Types of Bullying

Cyber-bullying: 

Use of any mobile device, platform, website, media, app, etc. on the internet to destroy, humiliate, scare, degrade, or demoralize others. Cyber-bullying usually happens at home or outside the school. It is the parents’ responsibility to monitor their child’s online behavior and actions. 

Physical Bullying: 

Any intentional and unwelcome use of physical contact to inflict pain, damage or steal property or belongings 

Disablist Bullying: 

Bullying motivated by a prejudice against people with any form of disability 

Verbal Bullying: 

Use of language/words to threaten or hurt others, like offensive teasing, put downs, gossiping, backstabbing, etc. 

Exclusion Bullying: 

Use of threats, action, or power to reject, exclude, hurt feelings, put down or damage others and/or their reputation 

Racial/Religion Bullying: 

Antagonism, prejudice, or unfairness directed towards someone based on his race or religion (color/physical appearance, language, beliefs, culture, faith, etc.) 

Sexual/Gender Bullying: 

Any unwelcome and uninvited touches, comments, attention, representation, and behavior that are found to be judgmental, humiliating, offensive, intimidating, unkind, and hurtful to one’s physical, mental, and emotional condition or his state of sexuality 

Gesture Bullying: 

Use of non-verbal signals (actions) or expressions to cause fear, intimidation or hurt others 

Relational/Social Bullying: 

Relational or social bullying often happens behind the back of the bullied person. It is usually set on increasing the bully’s own social standing by diminishing the standing of another child.
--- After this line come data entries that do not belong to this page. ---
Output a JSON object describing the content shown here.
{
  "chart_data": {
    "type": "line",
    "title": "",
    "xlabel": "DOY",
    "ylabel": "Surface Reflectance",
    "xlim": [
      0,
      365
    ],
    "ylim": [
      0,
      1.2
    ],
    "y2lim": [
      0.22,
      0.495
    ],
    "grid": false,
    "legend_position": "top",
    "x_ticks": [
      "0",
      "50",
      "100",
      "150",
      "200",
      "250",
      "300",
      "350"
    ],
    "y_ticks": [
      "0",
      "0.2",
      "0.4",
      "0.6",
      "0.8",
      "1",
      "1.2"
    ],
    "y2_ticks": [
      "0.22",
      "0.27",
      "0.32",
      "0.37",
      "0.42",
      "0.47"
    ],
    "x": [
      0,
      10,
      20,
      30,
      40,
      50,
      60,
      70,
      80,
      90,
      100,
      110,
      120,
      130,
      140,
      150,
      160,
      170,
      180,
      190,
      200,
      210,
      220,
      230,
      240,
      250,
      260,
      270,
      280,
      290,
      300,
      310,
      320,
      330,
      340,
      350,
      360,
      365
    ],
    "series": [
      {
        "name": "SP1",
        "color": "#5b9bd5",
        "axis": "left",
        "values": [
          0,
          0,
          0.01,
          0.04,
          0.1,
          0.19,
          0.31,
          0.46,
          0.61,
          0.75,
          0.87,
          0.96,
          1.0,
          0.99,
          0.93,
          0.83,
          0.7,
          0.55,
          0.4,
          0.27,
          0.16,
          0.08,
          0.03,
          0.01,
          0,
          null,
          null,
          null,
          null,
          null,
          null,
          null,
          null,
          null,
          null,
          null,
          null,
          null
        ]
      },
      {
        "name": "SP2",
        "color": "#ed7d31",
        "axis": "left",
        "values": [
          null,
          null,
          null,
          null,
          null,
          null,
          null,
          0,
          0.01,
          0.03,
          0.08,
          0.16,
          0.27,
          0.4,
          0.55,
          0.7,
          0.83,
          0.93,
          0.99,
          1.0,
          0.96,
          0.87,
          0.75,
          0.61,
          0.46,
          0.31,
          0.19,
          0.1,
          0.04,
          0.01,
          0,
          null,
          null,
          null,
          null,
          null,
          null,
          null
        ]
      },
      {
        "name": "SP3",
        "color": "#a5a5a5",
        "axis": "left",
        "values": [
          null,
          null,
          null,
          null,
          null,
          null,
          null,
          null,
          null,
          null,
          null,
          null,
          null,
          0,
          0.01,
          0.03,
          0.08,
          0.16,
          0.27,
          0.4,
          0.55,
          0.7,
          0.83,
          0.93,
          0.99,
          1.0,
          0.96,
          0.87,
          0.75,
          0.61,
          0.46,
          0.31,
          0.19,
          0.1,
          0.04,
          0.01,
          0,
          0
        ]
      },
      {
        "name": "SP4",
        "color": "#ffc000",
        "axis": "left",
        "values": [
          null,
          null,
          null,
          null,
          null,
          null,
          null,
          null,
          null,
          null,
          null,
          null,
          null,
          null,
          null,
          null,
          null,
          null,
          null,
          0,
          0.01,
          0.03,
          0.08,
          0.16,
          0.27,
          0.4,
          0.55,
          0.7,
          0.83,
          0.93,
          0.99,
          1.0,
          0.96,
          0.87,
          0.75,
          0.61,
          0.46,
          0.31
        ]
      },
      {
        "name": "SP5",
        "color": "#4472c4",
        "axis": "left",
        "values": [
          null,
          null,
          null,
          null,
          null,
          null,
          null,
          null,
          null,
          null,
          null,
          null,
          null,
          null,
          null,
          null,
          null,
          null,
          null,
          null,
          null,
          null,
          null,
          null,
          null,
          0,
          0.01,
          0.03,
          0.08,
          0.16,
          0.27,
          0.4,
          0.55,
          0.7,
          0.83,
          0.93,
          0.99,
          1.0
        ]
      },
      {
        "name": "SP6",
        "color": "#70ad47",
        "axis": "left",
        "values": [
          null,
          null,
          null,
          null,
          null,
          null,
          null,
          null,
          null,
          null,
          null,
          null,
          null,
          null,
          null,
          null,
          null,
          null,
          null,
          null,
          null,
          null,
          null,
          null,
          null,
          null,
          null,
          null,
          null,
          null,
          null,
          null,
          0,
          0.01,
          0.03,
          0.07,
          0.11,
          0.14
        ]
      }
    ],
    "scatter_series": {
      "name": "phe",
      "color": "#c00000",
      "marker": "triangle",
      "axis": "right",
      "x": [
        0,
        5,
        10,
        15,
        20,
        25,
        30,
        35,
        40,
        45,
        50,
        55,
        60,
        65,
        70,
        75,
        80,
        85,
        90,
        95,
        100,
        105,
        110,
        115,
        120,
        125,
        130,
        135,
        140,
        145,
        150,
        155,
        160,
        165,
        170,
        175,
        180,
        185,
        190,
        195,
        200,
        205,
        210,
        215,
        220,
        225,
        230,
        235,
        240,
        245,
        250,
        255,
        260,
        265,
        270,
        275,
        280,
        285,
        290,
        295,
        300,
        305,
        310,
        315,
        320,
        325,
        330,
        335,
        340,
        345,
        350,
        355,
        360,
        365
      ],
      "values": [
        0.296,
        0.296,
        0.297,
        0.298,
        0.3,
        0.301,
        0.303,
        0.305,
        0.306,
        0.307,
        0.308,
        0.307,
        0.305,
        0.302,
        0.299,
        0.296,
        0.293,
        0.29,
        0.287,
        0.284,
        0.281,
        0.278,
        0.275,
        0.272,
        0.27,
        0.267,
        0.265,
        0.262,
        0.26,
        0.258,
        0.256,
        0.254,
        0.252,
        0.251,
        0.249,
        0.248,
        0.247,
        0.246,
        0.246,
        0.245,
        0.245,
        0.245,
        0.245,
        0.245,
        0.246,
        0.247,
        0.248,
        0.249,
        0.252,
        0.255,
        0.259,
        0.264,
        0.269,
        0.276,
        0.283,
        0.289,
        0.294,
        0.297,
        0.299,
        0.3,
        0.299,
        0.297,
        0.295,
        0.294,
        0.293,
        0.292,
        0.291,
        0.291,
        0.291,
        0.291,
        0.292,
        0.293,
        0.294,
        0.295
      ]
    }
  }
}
Relational bullying is about harming a child’s reputation, causing humiliation, spreading rumors or lies, making faces at the child, mimicking the child, and encouraging or even rewarding others to socially exclude the child. 

Bystander to Bullying: 

Depending on the incident and degree of involvement, a bystander or someone observing, tolerating, supporting, in collusion, or hiding a bullying act or plan by intentional manner that is damaging, threatening, humiliating, or hurting another student which may be in a form of lying, denying, ignoring, hiding, or keeping an information about a victim, a bully, or anything related to a bullying issue may or may not be sanctioned or penalized by the school depending on the impact and effect of bullying. 

A student can always choose to be an upstander. An upstander, unlike a bystander, takes positive action or reports to school authorities when they witness bullying or know someone else being bullied.